- What Do You Do With Your Swap File? – VMworld Update, Thursday
Your VM’s Swap File that is… The inspiration for this post came from a conversation I had with a customer in the backup and recovery booth here at VMworld 2012. This particular customer was asking if EMC’s Avamar had any sort of intelligent means of isolating swap files from the GUEST OS when doing a VM image backup.
So the answer to this question? Not Yet. But, Stay Tuned!
From a technical perspective it’s actually not as trivial as you might think. Complications arise when having to account for all permutations and flavors of OS versions and how they handle paging. So, handling this in an automated fashion while assuring essential user data doesn’t get left out is no easy task.

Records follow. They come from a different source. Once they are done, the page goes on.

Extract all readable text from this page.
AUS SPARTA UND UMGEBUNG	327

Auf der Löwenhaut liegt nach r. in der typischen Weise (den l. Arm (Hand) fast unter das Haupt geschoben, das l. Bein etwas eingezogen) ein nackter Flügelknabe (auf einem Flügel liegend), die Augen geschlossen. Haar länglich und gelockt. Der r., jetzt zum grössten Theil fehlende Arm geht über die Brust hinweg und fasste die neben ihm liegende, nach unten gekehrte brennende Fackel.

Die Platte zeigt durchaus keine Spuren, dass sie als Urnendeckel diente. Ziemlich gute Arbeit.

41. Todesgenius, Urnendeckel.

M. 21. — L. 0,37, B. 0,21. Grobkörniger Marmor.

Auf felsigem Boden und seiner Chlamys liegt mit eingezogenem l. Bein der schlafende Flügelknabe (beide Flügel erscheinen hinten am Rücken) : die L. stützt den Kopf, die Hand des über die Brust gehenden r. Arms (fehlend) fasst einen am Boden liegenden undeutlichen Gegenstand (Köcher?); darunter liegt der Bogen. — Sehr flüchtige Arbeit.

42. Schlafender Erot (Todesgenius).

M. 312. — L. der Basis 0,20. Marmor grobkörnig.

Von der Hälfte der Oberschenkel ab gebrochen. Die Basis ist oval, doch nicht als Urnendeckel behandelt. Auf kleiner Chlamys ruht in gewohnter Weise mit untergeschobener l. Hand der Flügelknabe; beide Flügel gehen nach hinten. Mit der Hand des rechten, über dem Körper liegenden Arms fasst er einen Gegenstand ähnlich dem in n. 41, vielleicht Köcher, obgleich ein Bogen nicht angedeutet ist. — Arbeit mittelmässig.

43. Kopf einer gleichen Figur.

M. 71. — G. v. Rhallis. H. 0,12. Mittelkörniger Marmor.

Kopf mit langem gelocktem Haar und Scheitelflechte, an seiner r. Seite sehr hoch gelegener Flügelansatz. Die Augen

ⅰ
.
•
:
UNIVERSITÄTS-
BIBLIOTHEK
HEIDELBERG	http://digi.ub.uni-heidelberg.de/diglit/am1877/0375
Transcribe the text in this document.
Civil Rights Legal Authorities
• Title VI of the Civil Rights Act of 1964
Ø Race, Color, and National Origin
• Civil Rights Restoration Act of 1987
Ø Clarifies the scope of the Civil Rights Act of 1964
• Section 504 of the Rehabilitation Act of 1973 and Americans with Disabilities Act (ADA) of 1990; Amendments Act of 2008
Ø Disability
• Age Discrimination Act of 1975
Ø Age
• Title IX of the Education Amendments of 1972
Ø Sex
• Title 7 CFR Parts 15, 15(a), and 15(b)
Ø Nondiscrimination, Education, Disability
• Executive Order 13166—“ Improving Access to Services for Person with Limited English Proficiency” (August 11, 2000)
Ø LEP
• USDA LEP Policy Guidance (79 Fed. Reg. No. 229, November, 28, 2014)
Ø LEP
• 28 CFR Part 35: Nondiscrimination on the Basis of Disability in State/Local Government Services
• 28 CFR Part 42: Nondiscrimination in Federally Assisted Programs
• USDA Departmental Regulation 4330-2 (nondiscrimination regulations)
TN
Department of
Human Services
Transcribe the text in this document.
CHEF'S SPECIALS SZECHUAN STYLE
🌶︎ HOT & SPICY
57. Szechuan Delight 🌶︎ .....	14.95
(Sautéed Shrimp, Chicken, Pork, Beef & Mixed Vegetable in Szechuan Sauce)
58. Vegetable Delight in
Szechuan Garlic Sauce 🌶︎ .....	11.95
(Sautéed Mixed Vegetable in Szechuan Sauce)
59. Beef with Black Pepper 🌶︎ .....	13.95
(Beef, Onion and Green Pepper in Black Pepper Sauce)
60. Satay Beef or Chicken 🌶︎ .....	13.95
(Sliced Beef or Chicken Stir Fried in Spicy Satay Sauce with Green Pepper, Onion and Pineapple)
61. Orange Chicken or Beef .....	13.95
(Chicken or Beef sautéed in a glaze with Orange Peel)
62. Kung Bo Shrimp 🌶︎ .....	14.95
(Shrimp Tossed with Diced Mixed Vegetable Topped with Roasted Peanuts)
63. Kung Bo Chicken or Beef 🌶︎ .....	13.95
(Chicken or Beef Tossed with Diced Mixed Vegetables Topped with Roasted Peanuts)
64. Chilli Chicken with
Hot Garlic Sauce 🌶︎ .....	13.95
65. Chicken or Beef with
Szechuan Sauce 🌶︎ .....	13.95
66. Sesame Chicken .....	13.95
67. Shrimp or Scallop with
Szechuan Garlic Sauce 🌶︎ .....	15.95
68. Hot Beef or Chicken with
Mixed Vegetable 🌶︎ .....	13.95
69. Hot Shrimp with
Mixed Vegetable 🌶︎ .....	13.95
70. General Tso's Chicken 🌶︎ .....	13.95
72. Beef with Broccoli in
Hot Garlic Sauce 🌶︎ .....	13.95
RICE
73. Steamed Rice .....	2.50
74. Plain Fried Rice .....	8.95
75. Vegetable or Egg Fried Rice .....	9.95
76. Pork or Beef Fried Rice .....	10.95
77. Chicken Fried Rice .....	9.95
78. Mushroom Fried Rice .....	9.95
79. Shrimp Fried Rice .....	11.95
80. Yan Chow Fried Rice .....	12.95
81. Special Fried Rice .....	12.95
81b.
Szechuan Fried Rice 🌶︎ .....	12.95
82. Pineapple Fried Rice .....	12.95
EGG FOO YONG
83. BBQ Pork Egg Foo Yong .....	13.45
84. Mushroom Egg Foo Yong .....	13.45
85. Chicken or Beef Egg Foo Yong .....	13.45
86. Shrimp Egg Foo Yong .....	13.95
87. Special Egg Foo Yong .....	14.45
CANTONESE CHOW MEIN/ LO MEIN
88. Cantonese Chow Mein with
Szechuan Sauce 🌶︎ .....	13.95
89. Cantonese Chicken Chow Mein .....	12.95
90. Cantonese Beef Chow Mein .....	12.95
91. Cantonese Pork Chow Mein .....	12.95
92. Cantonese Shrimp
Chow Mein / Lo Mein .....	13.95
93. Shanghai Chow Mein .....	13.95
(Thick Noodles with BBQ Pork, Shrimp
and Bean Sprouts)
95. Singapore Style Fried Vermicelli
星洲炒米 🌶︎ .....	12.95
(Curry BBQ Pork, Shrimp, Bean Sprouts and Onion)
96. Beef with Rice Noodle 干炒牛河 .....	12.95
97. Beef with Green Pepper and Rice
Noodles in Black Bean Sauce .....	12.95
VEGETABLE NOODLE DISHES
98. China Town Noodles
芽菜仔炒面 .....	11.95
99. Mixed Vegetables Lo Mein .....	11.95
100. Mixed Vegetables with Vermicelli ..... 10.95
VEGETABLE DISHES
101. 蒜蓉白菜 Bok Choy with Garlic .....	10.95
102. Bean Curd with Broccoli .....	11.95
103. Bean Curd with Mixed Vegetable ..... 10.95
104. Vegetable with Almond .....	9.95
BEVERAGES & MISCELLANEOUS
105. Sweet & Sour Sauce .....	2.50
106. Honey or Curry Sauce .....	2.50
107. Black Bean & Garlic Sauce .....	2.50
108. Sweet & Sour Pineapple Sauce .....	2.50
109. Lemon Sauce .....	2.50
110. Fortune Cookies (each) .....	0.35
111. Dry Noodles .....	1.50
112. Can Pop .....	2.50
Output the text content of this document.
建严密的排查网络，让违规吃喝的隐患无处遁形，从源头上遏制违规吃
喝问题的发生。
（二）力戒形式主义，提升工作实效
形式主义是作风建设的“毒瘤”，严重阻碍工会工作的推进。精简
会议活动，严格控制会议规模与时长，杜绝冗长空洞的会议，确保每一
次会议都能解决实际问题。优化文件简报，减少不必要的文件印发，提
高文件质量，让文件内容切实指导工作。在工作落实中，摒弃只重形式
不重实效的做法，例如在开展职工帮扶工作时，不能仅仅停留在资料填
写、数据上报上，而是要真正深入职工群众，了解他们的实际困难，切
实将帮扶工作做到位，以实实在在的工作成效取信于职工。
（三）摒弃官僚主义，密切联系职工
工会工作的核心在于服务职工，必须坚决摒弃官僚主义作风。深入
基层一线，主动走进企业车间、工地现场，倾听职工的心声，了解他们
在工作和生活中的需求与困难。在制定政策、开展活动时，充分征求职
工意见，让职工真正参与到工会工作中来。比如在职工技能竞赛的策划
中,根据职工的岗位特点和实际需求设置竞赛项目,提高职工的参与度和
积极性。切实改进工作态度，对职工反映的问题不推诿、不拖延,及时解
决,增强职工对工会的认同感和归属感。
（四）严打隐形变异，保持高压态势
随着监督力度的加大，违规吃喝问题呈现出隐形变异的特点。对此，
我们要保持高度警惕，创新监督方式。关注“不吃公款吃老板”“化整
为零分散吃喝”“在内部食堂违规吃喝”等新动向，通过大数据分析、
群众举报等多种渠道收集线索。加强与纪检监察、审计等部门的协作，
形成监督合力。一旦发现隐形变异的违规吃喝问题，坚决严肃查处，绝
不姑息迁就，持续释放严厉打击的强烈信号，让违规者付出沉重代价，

However, using another Avamar feature in combination with configuring your VMs in a certain way, you can avoid backing up unnecessary data residing in VM swap files. The approach to this solution would be to configure your VMs to store this data on an entirely separate virtualized disk or VMDK. In fact, you may already have your VMs configured this way for reasons such as guest performance, or “replication traffic reduction” for Site Recovery Manager (SRM) implementations. In the SRM instance, for example, placing swap file data in a non-replicated data store can greatly reduce the amount of unnecessary data you are replicating across your “mucho dinero” WAN to your DR site.
For backup, taking advantage of this concept can also save you from dealing with essentially random “dedupe-clogging” page file data. Using the isolation concept for swap files in separate VMDKs, one can leverage Avamar’s disk level granularity feature as highlighted in the graphic above to essentially skip scanning and backing up the guest OS swap file data. When specifying VM backup policies, the administrator has the ability to select specific VMDKs associated with a particular VM that is being targeted for backup. It’s as simple as just leaving out the VMDKs that contain the swap files. Based on some customer environments, and in particular this customer’s implementation, the savings of backup capacity by following this practice is enough to warrant thinking about it.
I had some great conversations with customers at this conference and am truly excited about the continued innovation and fundamental technological shift we are experiencing in our daily computing lives. Feel free to comment on this blog post and chime in with ideas on how you are handling Guest OS swap files. In the mean time, bring on the next trade show!